According to the patent, the first slot, second slot, and third slot run parallel to the rotational axis. The installed “cavity” antenna transmits and receives signals through the first slot when the MacBook is in the closed position. When the lid is opened, the antenna transmits and receives signals through the second and third slots.
There are actually two antennas installed in two cavities residing between the hinges, which deal with 2.4GHz and 5GHz wireless networking. A third cavity is described for long-range communications such as cellular telephone bands. The patent even covers other connectivity options like near-field communications (NFC), 60GHz communications, light-based wireless connectivity, satellite navigation, and more.
Apple began thinking to install cellular connectivity into its MacBooks in 2007. In fact, the MacBook Pro almost received 3G connectivity support, but former Apple CEO Steve Jobs said in 2008 that the company decided it would consume too much room on the device, and would lock customers to a specific carrier. Instead, owners could use a USB-based modem and use the carrier they wanted.
One possible solution Apple might use for the MacBook is Apple SIM, which is supported by AT&T, Sprint, and T-Mobile here in the United States. It already comes pre-installed in a number of Wi-Fi/Cellular iPad models, and the 9.7-inch iPad Pro. According to Apple, this wireless tech can keep customers connected “in more than 100 countries and territories around the world.”
This isn’t the first patent Apple received the green light for in regards to MacBook cellular connectivity. One granted on May 24, 2016, is called “Electronic device with dual clutch barrel cavity antennas,” and states that cavity antennas could be formed in a clutch barrel region located between the hinges.
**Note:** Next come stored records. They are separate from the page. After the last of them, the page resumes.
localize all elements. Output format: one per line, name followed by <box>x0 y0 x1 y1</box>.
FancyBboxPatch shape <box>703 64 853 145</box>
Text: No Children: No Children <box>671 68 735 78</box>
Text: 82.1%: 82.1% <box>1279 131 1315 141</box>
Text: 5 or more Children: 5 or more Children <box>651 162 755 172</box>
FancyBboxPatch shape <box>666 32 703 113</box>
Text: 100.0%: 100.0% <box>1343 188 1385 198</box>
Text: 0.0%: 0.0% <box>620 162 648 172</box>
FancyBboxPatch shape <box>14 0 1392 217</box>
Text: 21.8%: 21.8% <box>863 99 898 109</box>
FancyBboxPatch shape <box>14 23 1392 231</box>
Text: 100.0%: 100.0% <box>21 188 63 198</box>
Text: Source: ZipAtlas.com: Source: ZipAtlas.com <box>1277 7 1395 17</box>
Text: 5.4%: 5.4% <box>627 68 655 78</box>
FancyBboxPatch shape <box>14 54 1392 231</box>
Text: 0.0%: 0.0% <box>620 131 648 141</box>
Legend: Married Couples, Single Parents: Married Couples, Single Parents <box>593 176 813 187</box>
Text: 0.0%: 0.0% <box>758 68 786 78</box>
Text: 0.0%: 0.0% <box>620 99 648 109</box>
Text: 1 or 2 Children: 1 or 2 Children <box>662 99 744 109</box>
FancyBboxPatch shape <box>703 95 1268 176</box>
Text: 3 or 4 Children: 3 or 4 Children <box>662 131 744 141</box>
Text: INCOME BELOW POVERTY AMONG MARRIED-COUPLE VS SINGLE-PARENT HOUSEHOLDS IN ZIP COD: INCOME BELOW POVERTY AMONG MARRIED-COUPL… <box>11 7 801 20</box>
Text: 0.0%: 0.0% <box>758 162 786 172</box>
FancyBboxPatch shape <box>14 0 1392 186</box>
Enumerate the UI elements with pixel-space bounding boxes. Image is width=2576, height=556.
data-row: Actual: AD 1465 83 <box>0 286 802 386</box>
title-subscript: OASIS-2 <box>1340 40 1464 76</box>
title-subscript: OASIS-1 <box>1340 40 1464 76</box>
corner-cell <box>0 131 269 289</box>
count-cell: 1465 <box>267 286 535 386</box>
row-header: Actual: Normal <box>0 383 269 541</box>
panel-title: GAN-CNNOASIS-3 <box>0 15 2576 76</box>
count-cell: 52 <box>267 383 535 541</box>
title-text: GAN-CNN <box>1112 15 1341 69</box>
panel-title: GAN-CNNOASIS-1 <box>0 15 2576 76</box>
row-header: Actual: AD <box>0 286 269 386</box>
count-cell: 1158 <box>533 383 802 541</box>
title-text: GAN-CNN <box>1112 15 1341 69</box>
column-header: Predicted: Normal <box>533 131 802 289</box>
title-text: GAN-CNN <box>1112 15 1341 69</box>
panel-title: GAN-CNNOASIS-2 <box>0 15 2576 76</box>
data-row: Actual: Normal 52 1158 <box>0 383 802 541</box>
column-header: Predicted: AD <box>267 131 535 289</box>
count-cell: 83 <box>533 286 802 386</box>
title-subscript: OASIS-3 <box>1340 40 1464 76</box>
At first glance, it seems almost identical to Tuesday’s granted patent, meaning Apple is seemingly covering all of its bases regarding the design for adding 4G LTE connectivity to its MacBooks.
Unfortunately, that doesn’t mean the feature is coming soon. Large companies like Apple tend to patent everything they think they’ll use, so a competitor doesn’t beat them to it, or claim they had the idea first. LTE would be a great feature for Mac — but it’s anyone guess if it’ll actually arrive.